In 2012, Austrian skydiver Felix Baumgartner floated to 24 miles above the earth aboard a helium balloon. He then jumped from the platform while wearing a pressure suit, reaching speeds of Mach 1.25, breaking the sound barrier as he fell. He had a team of scientists and researchers to help him prepare with the latest technology.
The First Space Skydive
Baumgartner also had 84-year-old Joseph Kittinger as his capsule communicator. Kittinger is a former Air Force officer and test pilot who knew exactly what Baumgartner could expect from jumping at such a high altitude – because he’d done the same thing more than 50 years before.
It was by no means easy to do what Baumgartner was attempting. But in the 50-plus years since Kittinger first took to the stratosphere, humans have not only gone to space, they have explored the Earth’s orbit, launched satellites and space stations, gone to the moon, and were even talking about missions to Mars.
One of the pioneers of the age of test pilots and space flight was (and still is) Colonel Joseph William Kittinger. Kittinger was a fighter pilot in the Vietnam War, who flew more than 480 combat missions, and shot down at least one enemy MiG-21 before being shot down himself. He spent 11 months being tortured as a prisoner of war before being repatriated.
But before going into combat in Vietnam, he was a record-setting and fearless Space Age daredevil. He was going to set world records for the longest parachute drogue fall, the highest parachute jump, and the fastest speed by a human through the atmosphere.
When Kittinger first floated to the stratosphere in 1959 as part of Project Excelsior, he was the first person to ever see the curvature of the Earth.
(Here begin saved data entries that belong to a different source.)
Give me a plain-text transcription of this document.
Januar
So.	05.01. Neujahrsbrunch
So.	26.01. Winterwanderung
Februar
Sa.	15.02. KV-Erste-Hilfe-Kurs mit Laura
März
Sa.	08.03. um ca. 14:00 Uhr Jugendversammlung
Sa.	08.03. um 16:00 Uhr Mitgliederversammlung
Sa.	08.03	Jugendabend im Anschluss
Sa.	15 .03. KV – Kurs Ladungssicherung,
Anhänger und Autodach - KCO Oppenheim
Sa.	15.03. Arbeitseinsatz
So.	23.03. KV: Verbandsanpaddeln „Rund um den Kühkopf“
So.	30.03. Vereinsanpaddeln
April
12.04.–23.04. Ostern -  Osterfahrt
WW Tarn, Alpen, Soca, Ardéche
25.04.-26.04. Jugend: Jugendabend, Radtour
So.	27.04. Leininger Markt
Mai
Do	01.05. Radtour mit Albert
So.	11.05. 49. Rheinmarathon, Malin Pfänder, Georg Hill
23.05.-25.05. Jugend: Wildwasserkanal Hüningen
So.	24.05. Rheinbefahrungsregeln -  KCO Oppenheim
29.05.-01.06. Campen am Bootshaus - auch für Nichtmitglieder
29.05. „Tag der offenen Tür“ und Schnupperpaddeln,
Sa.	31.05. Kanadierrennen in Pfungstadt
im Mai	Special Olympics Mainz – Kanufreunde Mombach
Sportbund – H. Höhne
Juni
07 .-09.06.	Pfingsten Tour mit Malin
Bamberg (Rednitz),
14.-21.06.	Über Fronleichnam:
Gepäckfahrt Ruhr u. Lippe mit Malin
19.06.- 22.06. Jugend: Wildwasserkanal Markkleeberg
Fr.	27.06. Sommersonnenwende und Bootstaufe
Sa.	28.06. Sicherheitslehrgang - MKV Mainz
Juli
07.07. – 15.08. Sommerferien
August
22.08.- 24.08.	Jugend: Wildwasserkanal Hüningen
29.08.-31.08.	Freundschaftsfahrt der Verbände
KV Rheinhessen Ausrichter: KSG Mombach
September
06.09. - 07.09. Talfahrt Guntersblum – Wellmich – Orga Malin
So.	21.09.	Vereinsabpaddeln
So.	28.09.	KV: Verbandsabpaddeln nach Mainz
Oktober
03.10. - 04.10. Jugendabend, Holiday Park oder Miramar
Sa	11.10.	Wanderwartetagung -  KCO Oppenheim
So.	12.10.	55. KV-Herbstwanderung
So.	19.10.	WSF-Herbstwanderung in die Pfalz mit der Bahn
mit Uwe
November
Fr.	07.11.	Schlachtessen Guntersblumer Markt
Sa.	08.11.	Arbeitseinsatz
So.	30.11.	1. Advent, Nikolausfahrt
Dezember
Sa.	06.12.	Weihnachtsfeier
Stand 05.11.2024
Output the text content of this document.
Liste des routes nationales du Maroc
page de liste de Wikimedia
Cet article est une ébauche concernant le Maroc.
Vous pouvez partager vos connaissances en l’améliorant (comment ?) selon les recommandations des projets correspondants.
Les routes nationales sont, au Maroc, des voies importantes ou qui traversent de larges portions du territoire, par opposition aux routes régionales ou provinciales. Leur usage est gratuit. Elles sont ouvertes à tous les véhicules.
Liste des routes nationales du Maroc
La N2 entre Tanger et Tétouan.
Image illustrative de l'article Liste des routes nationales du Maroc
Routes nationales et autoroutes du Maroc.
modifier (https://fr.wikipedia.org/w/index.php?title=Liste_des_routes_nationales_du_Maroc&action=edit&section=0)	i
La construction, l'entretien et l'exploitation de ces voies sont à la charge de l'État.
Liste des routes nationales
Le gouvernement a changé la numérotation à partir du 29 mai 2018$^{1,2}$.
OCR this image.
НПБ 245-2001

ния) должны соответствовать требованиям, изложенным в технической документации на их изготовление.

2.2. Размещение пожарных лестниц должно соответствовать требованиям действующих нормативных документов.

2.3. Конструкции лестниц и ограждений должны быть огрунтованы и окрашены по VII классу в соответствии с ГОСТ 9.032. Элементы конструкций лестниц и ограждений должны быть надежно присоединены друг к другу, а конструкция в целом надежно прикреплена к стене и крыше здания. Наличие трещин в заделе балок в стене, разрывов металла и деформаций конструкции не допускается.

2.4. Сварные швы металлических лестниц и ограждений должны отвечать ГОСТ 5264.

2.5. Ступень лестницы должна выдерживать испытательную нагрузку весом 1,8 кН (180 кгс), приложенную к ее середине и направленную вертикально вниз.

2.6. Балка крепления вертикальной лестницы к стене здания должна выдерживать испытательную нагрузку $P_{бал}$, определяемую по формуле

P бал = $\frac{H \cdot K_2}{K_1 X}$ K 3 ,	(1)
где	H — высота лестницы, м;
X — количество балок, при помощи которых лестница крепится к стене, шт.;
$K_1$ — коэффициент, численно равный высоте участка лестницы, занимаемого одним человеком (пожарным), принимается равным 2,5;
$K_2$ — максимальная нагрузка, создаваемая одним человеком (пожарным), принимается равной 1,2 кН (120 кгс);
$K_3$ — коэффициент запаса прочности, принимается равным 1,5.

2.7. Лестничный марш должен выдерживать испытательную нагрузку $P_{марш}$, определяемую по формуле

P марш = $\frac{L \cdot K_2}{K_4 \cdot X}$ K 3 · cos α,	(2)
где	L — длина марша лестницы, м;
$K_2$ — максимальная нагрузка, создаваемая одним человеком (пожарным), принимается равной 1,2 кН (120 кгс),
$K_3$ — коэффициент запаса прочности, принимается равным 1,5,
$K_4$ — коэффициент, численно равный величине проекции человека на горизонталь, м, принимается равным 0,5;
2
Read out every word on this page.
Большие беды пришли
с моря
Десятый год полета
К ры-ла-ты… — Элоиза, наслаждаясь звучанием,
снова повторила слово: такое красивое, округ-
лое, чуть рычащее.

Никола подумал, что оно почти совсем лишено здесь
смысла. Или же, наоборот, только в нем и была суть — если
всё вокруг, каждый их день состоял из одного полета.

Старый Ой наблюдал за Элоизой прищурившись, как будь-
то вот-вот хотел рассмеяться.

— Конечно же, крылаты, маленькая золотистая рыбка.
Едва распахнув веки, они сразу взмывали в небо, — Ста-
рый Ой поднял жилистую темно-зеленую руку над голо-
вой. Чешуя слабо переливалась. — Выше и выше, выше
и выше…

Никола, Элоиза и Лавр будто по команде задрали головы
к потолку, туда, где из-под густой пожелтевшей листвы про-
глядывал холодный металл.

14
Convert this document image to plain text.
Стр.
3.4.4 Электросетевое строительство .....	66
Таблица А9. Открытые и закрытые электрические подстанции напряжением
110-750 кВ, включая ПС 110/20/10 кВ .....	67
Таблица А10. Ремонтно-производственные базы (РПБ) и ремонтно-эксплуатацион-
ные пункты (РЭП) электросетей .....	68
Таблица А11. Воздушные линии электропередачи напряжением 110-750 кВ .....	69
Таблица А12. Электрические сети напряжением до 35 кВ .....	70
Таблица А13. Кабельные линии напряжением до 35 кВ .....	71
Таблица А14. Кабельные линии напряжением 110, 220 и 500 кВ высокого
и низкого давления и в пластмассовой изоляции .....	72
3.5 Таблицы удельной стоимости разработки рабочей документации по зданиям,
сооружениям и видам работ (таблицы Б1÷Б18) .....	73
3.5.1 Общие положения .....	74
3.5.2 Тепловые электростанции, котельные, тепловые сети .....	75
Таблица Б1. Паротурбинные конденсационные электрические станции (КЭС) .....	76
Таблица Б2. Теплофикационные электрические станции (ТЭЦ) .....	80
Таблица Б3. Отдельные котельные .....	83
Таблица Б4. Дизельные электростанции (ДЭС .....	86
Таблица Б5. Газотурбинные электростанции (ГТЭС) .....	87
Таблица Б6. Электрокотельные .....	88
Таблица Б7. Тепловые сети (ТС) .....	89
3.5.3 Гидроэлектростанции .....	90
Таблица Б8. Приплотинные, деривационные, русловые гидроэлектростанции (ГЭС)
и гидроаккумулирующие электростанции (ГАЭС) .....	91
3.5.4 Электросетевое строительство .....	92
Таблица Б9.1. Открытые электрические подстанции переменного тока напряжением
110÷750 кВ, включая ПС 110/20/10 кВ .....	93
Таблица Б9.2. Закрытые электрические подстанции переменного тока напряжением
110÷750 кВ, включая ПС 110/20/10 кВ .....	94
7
It would be another five years before the Soviet Union would launch Yuri Gagarin into space and another ten before the United States would land on the moon. There was still a lot to learn.
Kittinger made a series of three jumps from the stratosphere as part of Project Excelsior. His first skydive came 14 miles above the Earth’s surface. He floated above the ground aboard a helium gondola in order to test the Beaupre multi-stage parachute system for pilots who eject at high altitudes.
To protect his body from the altitude, he wore a complex pressure suit , which forced him into a sitting position while falling to simulate a pilot in an airplane cockpit. On Nov. 16, 1959, he made his first jump, which was almost his last. His equipment malfunctioned and Kittinger passed out during freefall. The only reason his chute opened was because it had an automatic opener rigged to it.
During this jump he actually set another skydive record: after going into a flat spin of 120 rpm, his limbs felt the pressure of 22 times the force of gravity.
During his second jump, he broke his own altitude record, earning him the last-ever awarded A. Leo Stevens Parachute Medal. His third jump set the record that would be held for 53 years until Baumgartner’s 2012 jump. At nearly 20 miles above the Earth, he jumped with a drogue parachute to stabilize his fall, reaching speeds of 614 miles per hour.
“There’s no way you can visualize the speed,” Kittinger would later say in an interview. “There’s nothing you can see to see how fast you’re going. You have no depth perception. If you’re in a car driving down the road and you close your eyes, you have no idea what your speed is.”
“It’s the same thing if you’re free falling from space. There are no signposts. You know you are going very fast, but you don’t feel it. You don’t have a 614-mph wind blowing on you. I could only hear myself breathing in the helmet.”
With that visual in mind, it’s no wonder Felix Baumgartner would want a real-life mentor like Joseph Kittinger to help him break that kind of skydive record.